News & Trends - Pharmaceuticals
Australia miles ahead in embedding the patient voice
Benchmarking research in Australia has revealed how a culture of patient involvement and further development of interactions between patient groups and the pharma industry can evolve. While embedding the patient voice has been on the agenda for the local industry, regulators and policy makers, Myeloma New Zealand has only just become the first patient advocacy group to present directly to Pharmac’s Pharmacology and Therapeutics Advisory Committee (PTAC) in New Zealand.
“We’re grateful to be able to hear directly from people who use the medicines we fund, and to talk about the medicines we are considering funding,” said Pharmac’s Chief Medical Officer, Dr David Hughes.
“Inviting the community, whānau, and individuals to share their lived experiences means we can make better-informed decisions and helps us to deliver the best health outcomes for New Zealanders.”
In reflecting on her advocacy journey, Krystal Barter, Founder of Humanise Health, said at the recent HTA Summit in Sydney “Being included in conversations…was never conceivable nor possible when I started my advocacy work over 20 years ago. We had more doors shut in our face than opened as patients. It’s different now and if you’ve been around for a while, the change is evident. We still have so much more to do.”

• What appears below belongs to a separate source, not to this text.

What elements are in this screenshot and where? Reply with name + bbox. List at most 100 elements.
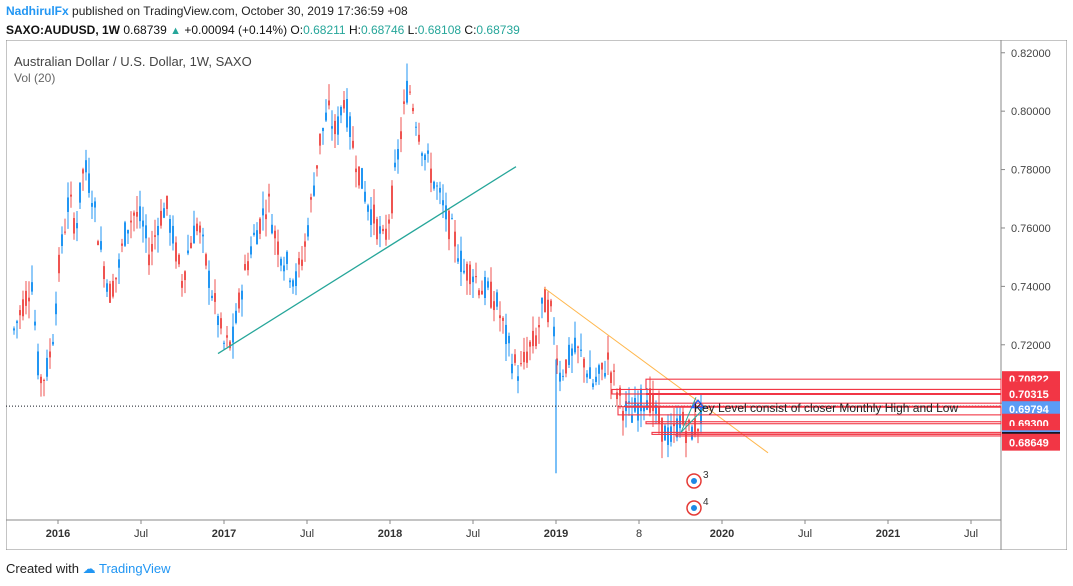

In 2021, new terms of reference for Pharmac’s external advisory committees came into effect. These changes meant an expanded focus on the consumer perspective, part of which included our clinical advisory experts inviting patient advocates to present directly to them.
Myeloma NZ Chair Barbara Horne said they had made a very detailed submission to Pharmac about the specific need to fund Janssen’s Darzalex (daratumumab), a myeloma treatment urgently needed by patients and clinicians, and they were very pleased Pharmac had agreed to hear this in person.
“We’re delighted Pharmac is showing the way to including meaningful patient input into its decisions on medicines funding,” said Ms Horne.
“Our objective was to give PTAC the opportunity to look beyond the clinical data and consider the profound impact that funding modern myeloma treatments would have on NZ patients’ lives. They have the power to turn myeloma into a chronic but manageable disease for patients in NZ, just as it is in other countries,” added Ms Horne.
Dr Hughes said “We currently fund thalidomide, bortezomib, and lenalidomide for multiple myeloma, but we do understand that New Zealanders have high expectations about having timely access to new cancer treatments.
“Daratumumab, as well as pomalidomide and carfilzomib, are on our Options for Investment (OFI) list, which means they are medicines we would like to fund when we have the budget available. Pomalidomide, carfilzomib and daratumumab, when used later in disease progression, are also currently being assessed for funding,” said Dr Hughes.
“They have received positive recommendations from our specialist advisory committees and the next step will be for us to rank these as options for investment.”
“It’s really important that we listen to the people who are directly affected by the access to these medicines,” said Dr Hughes.
“Hearing from patients and advocates, as well as clinical experts, helps us better understand the impact of funding myeloma treatments in Aotearoa. We look forward to inviting other patient advocate groups to present to our Advisory Committees when they’re considering funding applications for medicines the patient advocates are interested in.”